You're Gestational - The American Spectator | USA News and Politics
You’re Gestational
by

For such a disturbing and unfair practice to children, surrogate parenthood gets very little attention. Using surrogate parenthood, American society is forming a class of children without biological parents known to them, and nobody seems to care. Deliberately depriving a child of a biological mother and father is a serious injustice. Yet where is the outrage about surrogacy? Where is the concern for the rights of children?

Last week the Washington Post reported on the growing market for surrogate pregnancies — one more outgrowth of a moral culture that could not care less if children have mothers and fathers. According to the Post, “Scott,” a middle-aged gay man, just wanted “somebody to love me” and “somebody to love,” and so began his search for “gestational surrogates.” At a coffee shop, he recently interviewed five prospects to carry his child. After chatting with each one for 90 minutes, Scott found his match. It was surrogacy-at-first-sight.

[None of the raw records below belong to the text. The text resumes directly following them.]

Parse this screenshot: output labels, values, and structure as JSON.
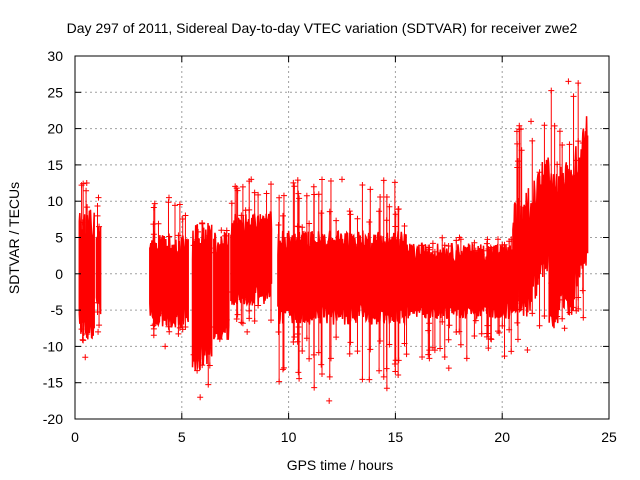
{
  "chart_data": {
    "type": "scatter",
    "title": "Day 297 of 2011, Sidereal Day-to-day VTEC variation (SDTVAR) for receiver zwe2",
    "xlabel": "GPS time / hours",
    "ylabel": "SDTVAR / TECUs",
    "xlim": [
      0,
      25
    ],
    "ylim": [
      -20,
      30
    ],
    "xticks": [
      0,
      5,
      10,
      15,
      20,
      25
    ],
    "yticks": [
      -20,
      -15,
      -10,
      -5,
      0,
      5,
      10,
      15,
      20,
      25,
      30
    ],
    "grid": true,
    "legend": "none",
    "marker": "plus",
    "series_color": "#ff0000",
    "segments": [
      {
        "x_start": 0.2,
        "x_end": 0.9,
        "center": 0,
        "spread": 7,
        "peak_max": 12.5,
        "peak_min": -11.5
      },
      {
        "x_start": 1.0,
        "x_end": 1.2,
        "center": 0.5,
        "spread": 5,
        "peak_max": 10.5,
        "peak_min": -8
      },
      {
        "x_start": 3.5,
        "x_end": 5.3,
        "center": -1,
        "spread": 5,
        "peak_max": 10.5,
        "peak_min": -10
      },
      {
        "x_start": 5.5,
        "x_end": 6.4,
        "center": -3,
        "spread": 8,
        "peak_max": 7,
        "peak_min": -17
      },
      {
        "x_start": 6.5,
        "x_end": 7.2,
        "center": -2,
        "spread": 6,
        "peak_max": 6,
        "peak_min": -9
      },
      {
        "x_start": 7.3,
        "x_end": 9.2,
        "center": 2,
        "spread": 5,
        "peak_max": 13,
        "peak_min": -8
      },
      {
        "x_start": 9.5,
        "x_end": 15.5,
        "center": -0.5,
        "spread": 5,
        "peak_max": 13,
        "peak_min": -17.5
      },
      {
        "x_start": 15.5,
        "x_end": 20.5,
        "center": -1,
        "spread": 4,
        "peak_max": 5,
        "peak_min": -13
      },
      {
        "x_start": 20.5,
        "x_end": 22.2,
        "center": 2,
        "spread": 6,
        "peak_max": 21,
        "peak_min": -10.5
      },
      {
        "x_start": 22.2,
        "x_end": 24.0,
        "center": 3,
        "spread": 8,
        "peak_max": 26.5,
        "peak_min": -7.5
      }
    ]
  }
}
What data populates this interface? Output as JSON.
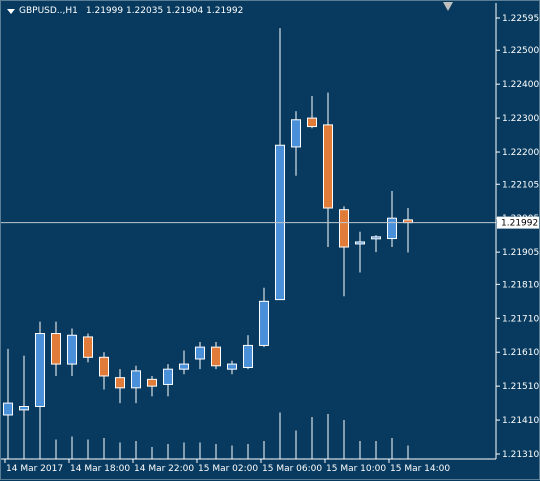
{
  "header": {
    "symbol": "GBPUSD..,H1",
    "ohlc": "1.21999 1.22035 1.21904 1.21992"
  },
  "colors": {
    "background": "#073a5e",
    "bull": "#4a90d9",
    "bear": "#e07b39",
    "wick": "#ffffff",
    "volume": "#ffffff",
    "axis_text": "#ffffff",
    "current_price_line": "#c0c8d0",
    "current_price_tag": "#ffffff"
  },
  "chart_data": {
    "type": "candlestick",
    "symbol": "GBPUSD..,H1",
    "y_ticks": [
      "1.22595",
      "1.22500",
      "1.22400",
      "1.22300",
      "1.22200",
      "1.22105",
      "1.22005",
      "1.21905",
      "1.21810",
      "1.21710",
      "1.21610",
      "1.21510",
      "1.21410",
      "1.21310"
    ],
    "current_price": "1.21992",
    "x_labels": [
      "14 Mar 2017",
      "14 Mar 18:00",
      "14 Mar 22:00",
      "15 Mar 02:00",
      "15 Mar 06:00",
      "15 Mar 10:00",
      "15 Mar 14:00"
    ],
    "candles": [
      {
        "o": 1.21425,
        "h": 1.2162,
        "l": 1.21325,
        "c": 1.2146
      },
      {
        "o": 1.2144,
        "h": 1.216,
        "l": 1.2133,
        "c": 1.2145
      },
      {
        "o": 1.2145,
        "h": 1.217,
        "l": 1.2137,
        "c": 1.21665
      },
      {
        "o": 1.21665,
        "h": 1.217,
        "l": 1.2154,
        "c": 1.21575
      },
      {
        "o": 1.21575,
        "h": 1.2168,
        "l": 1.2154,
        "c": 1.2166
      },
      {
        "o": 1.21655,
        "h": 1.21665,
        "l": 1.2158,
        "c": 1.21595
      },
      {
        "o": 1.21595,
        "h": 1.2161,
        "l": 1.215,
        "c": 1.2154
      },
      {
        "o": 1.21535,
        "h": 1.2156,
        "l": 1.2146,
        "c": 1.21505
      },
      {
        "o": 1.21505,
        "h": 1.2157,
        "l": 1.2146,
        "c": 1.21555
      },
      {
        "o": 1.2153,
        "h": 1.2154,
        "l": 1.2148,
        "c": 1.2151
      },
      {
        "o": 1.21515,
        "h": 1.21575,
        "l": 1.2148,
        "c": 1.2156
      },
      {
        "o": 1.2156,
        "h": 1.21615,
        "l": 1.21545,
        "c": 1.21575
      },
      {
        "o": 1.2159,
        "h": 1.2164,
        "l": 1.2156,
        "c": 1.21625
      },
      {
        "o": 1.21625,
        "h": 1.2164,
        "l": 1.2156,
        "c": 1.2157
      },
      {
        "o": 1.2156,
        "h": 1.21585,
        "l": 1.21545,
        "c": 1.21575
      },
      {
        "o": 1.21565,
        "h": 1.2166,
        "l": 1.2156,
        "c": 1.2163
      },
      {
        "o": 1.2163,
        "h": 1.218,
        "l": 1.21625,
        "c": 1.2176
      },
      {
        "o": 1.21765,
        "h": 1.22565,
        "l": 1.21765,
        "c": 1.2222
      },
      {
        "o": 1.22215,
        "h": 1.2232,
        "l": 1.2213,
        "c": 1.22295
      },
      {
        "o": 1.223,
        "h": 1.22365,
        "l": 1.2227,
        "c": 1.22275
      },
      {
        "o": 1.2228,
        "h": 1.22375,
        "l": 1.2192,
        "c": 1.22035
      },
      {
        "o": 1.2203,
        "h": 1.2204,
        "l": 1.21775,
        "c": 1.2192
      },
      {
        "o": 1.2193,
        "h": 1.21965,
        "l": 1.21845,
        "c": 1.21935
      },
      {
        "o": 1.21945,
        "h": 1.21955,
        "l": 1.21905,
        "c": 1.2195
      },
      {
        "o": 1.21945,
        "h": 1.22085,
        "l": 1.2192,
        "c": 1.22005
      },
      {
        "o": 1.22,
        "h": 1.22035,
        "l": 1.21904,
        "c": 1.21992
      }
    ],
    "volumes": [
      0.18,
      0.12,
      0.26,
      0.13,
      0.15,
      0.13,
      0.14,
      0.11,
      0.12,
      0.08,
      0.1,
      0.11,
      0.11,
      0.1,
      0.09,
      0.1,
      0.12,
      0.31,
      0.19,
      0.28,
      0.3,
      0.26,
      0.12,
      0.12,
      0.14,
      0.09
    ]
  }
}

While we bemoan the culture of broken families and cheapened parenthood, we are enlarging that culture through science. The therapy culture talks about nurturing the identity of children. What could confuse their identity more than the complicating and bewildering starting point of surrogacy?

The twisted character of the surrogacy market illustrates the creepiness of the practice. Want to shop for the ideal donor? Search commercial firms’ databases online, such as donoregg1.com. A quick search for a blond-haired, blue-eyed Caucasian woman pursuing doctoral studies between the heights of 5’4″ and 5’8″ turned up a first-year medical student of Northern European decent who enjoys cooking, camping, and swimming.

Bought-and-sold parenthood necessarily means children get parents manifestly lacking the essential qualities of parenthood. As the Post story explains, the perfect stand-in womb for two Richmond lawyers’ child was Lori Berry because “she was adamant that she wanted no more children.” Tracy Thorne-Begland said, “We were really comfortable that she was going to take care of our children the way she took care of hers.” His partner Michael told the Post, “We had the house, the dog and the white picket fence, and we decided that we wanted to spend the rest of our lives together.” The child becomes the pièce de résistance of lifestyle decorating.

Surrogacy produces problems all around. Consider one gestational surrogate who in late 2003 found the truths of motherhood painfully evident. Pseudo-parents-to-be James Flynn and his fiancé only visited surrogate Danielle Bimber and her triplets in the hospital once in the week after birth. Accordingly, Bimber deemed them neglectful and took home the boys rather than see them placed in foster care. Earlier this month, a judge denied Flynn and egg donor Jennifer Rice their custodial claims. The judge insisted the decision was about “bad parenting,” not surrogacy. Yet surrogacy is bad parenting — child abuse, really — from the start.

A couple red herrings should not distract from surrogacy’s immoral treatment of children and horrific objectification of human life. The Post article focuses on homosexuality, but surrogacy is wrong irrespective of the parent’s sexual orientation. Homosexual advocacy groups and the surrogacy industry are attempting to shroud this practice under gay rights. Since only half the demand for surrogacy is from homosexuals, attacking homosexual parenting will not truly address the issue. Also, the market is not the primary harm as some states treat it, banning only compensated surrogacy contracts. Prostitution is still wrong without the money. Yet such wrongs are much easier to identify when sold. Procreation must not be reduced to a major mid-life purchase.

This ethical and legal culture needs to be challenged by pro-family organizations and lawmakers. State law should better relate the creation of human life to marriage. According to the Human Rights Campaign, six states permit surrogacy in varied degrees, the District of Columbia and 11 states substantially restrict or prohibit surrogacy, and the laws and case law in the remaining states are unclear. Minimally, lawmakers should prohibit the reproductive market and ban surrogacy contracts. Michigan law would make an excellent model, since it prohibits all surrogacy agreements and even levies fines and jail time on parties to them. No matter what action the think tanks and politicians take, our society cannot continue to allow such disrespect for children and human dignity.